On the other side of the business, Pinni and Ari are careful not to over capitalise and this includes their product inventory. The business imports and holds certain product ranges, but more specialised items are sourced on demand. Similarly, local products are subject to a ‘virtual inventory’ model similar to drop shipping, although instead of the supplier sending out the order, Geewiz will fetch products from suppliers, curate orders and deliver (most being processed the very same day).
“We have thousands of options on our website and we are expanding all the time,” explains Pinni. “Doing the hard stuff is what makes any business difficult to copy. Anyone can source these products, but where we differ is on the level of technical expertise we have across a wide range of products, the number of people in our customer service team and the sheer number of products and categories that we have sourced through the strong relationships that we have built up with our suppliers locally and internationally. It means that we’re a very tough act to follow.” PINNI SHARES HIS TOP LESSONS LEARNT Be niche.
The fact that we are niche means that we have a high level of in-house expertise that much larger platforms with broad product ranges cannot deliver. Build relationships.
Our strong relationships with our suppliers mean that we can source products quickly, particularly when it’s a niche item that we don’t carry, and we receive competitive prices. Remove friction for your customers.
Most people can get something done themselves if they really want to, but convenience is king and they want to rely on expert advice. Eat, sleep and breathe customer service.
Every business talks about customer service but exceptional customer service takes a lot of time, dedication and hard work. It’s worth it though. Customers come back for the service they receive, not the product. Put customers first.

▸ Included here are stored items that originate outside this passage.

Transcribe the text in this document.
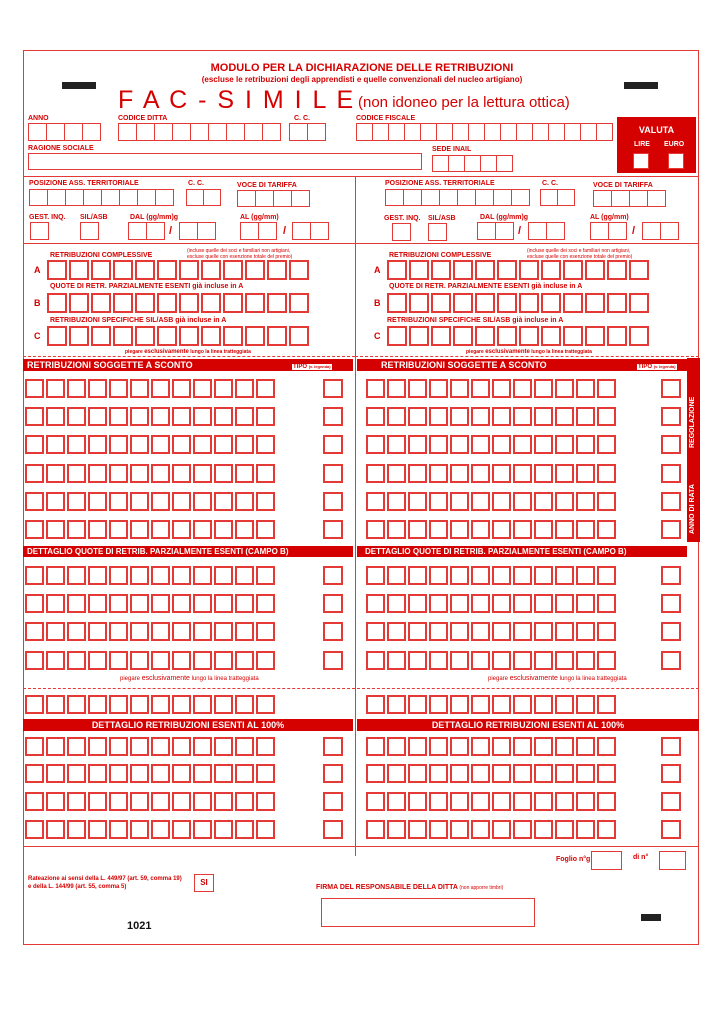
MODULO PER LA DICHIARAZIONE DELLE RETRIBUZIONI
(escluse le retribuzioni degli apprendisti e quelle convenzionali del nucleo artigiano)
F A C - S I M I L E (non idoneo per la lettura ottica)
ANNO	CODICE DITTA	C. C.	CODICE FISCALE
RAGIONE SOCIALE	SEDE INAIL
VALUTA
LIRE EURO
POSIZIONE ASS. TERRITORIALE	C. C.	VOCE DI TARIFFA
GEST. INQ. SIL/ASB	DAL (gg/mm)g
/
AL (gg/mm)
/
POSIZIONE ASS. TERRITORIALE	C. C.	VOCE DI TARIFFA
GEST. INQ. SIL/ASB	DAL (gg/mm)g
/
AL (gg/mm)
/
RETRIBUZIONI COMPLESSIVE
(incluse quelle dei soci e familiari non artigiani,
escluse quelle con esenzione totale del premio)
A
QUOTE DI RETR. PARZIALMENTE ESENTI già incluse in A
B
RETRIBUZIONI SPECIFICHE SIL/ASB già incluse in A
C
piegare esclusivamente lungo la linea tratteggiata
RETRIBUZIONI COMPLESSIVE
(incluse quelle dei soci e familiari non artigiani,
escluse quelle con esenzione totale del premio)
A
QUOTE DI RETR. PARZIALMENTE ESENTI già incluse in A
B
RETRIBUZIONI SPECIFICHE SIL/ASB già incluse in A
C
piegare esclusivamente lungo la linea tratteggiata
RETRIBUZIONI SOGGETTE A SCONTO	RETRIBUZIONI SOGGETTE A SCONTO
TIPO (v. legenda)	TIPO (v. legenda)
REGOLAZIONE
ANNO DI RATA
DETTAGLIO QUOTE DI RETRIB. PARZIALMENTE ESENTI (CAMPO B)	DETTAGLIO QUOTE DI RETRIB. PARZIALMENTE ESENTI (CAMPO B)
piegare esclusivamente lungo la linea tratteggiata	piegare esclusivamente lungo la linea tratteggiata
DETTAGLIO RETRIBUZIONI ESENTI AL 100%	DETTAGLIO RETRIBUZIONI ESENTI AL 100%
Foglio n°g	di n°
Rateazione ai sensi della L. 449/97 (art. 59, comma 19)
e della L. 144/99 (art. 55, comma 5)	SI
FIRMA DEL RESPONSABILE DELLA DITTA (non apporre timbri)
1021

We ensure that you can easily speak to a human without jumping through hoops and we offer good advice – not sales advice. We will even down sell someone if they are interested in the wrong product for their needs. The result is extremely loyal customers. Slow and steady wins the race.
We’ve taken a mature approach to building our business. Instant success is few and far between (if it ever happens). Slow and steady growth builds a sustainable business, so have patience and put in the work. Climb into your customer’s shoes.
Understand their wants and needs instead of guessing. Ask questions and really listen to the answers. Cash flow, cash flow, cash flow.
We’d rather lose out on a few sales than sit with aging stock, and because we diversify all the time, we’ve avoided falling into the trap of over capitalising. Instead, we’ve always maintained a very healthy cash flow, which is a big part of our success. Invest in systems and processes.
This can’t be achieved overnight, but it’s the foundation for a great business!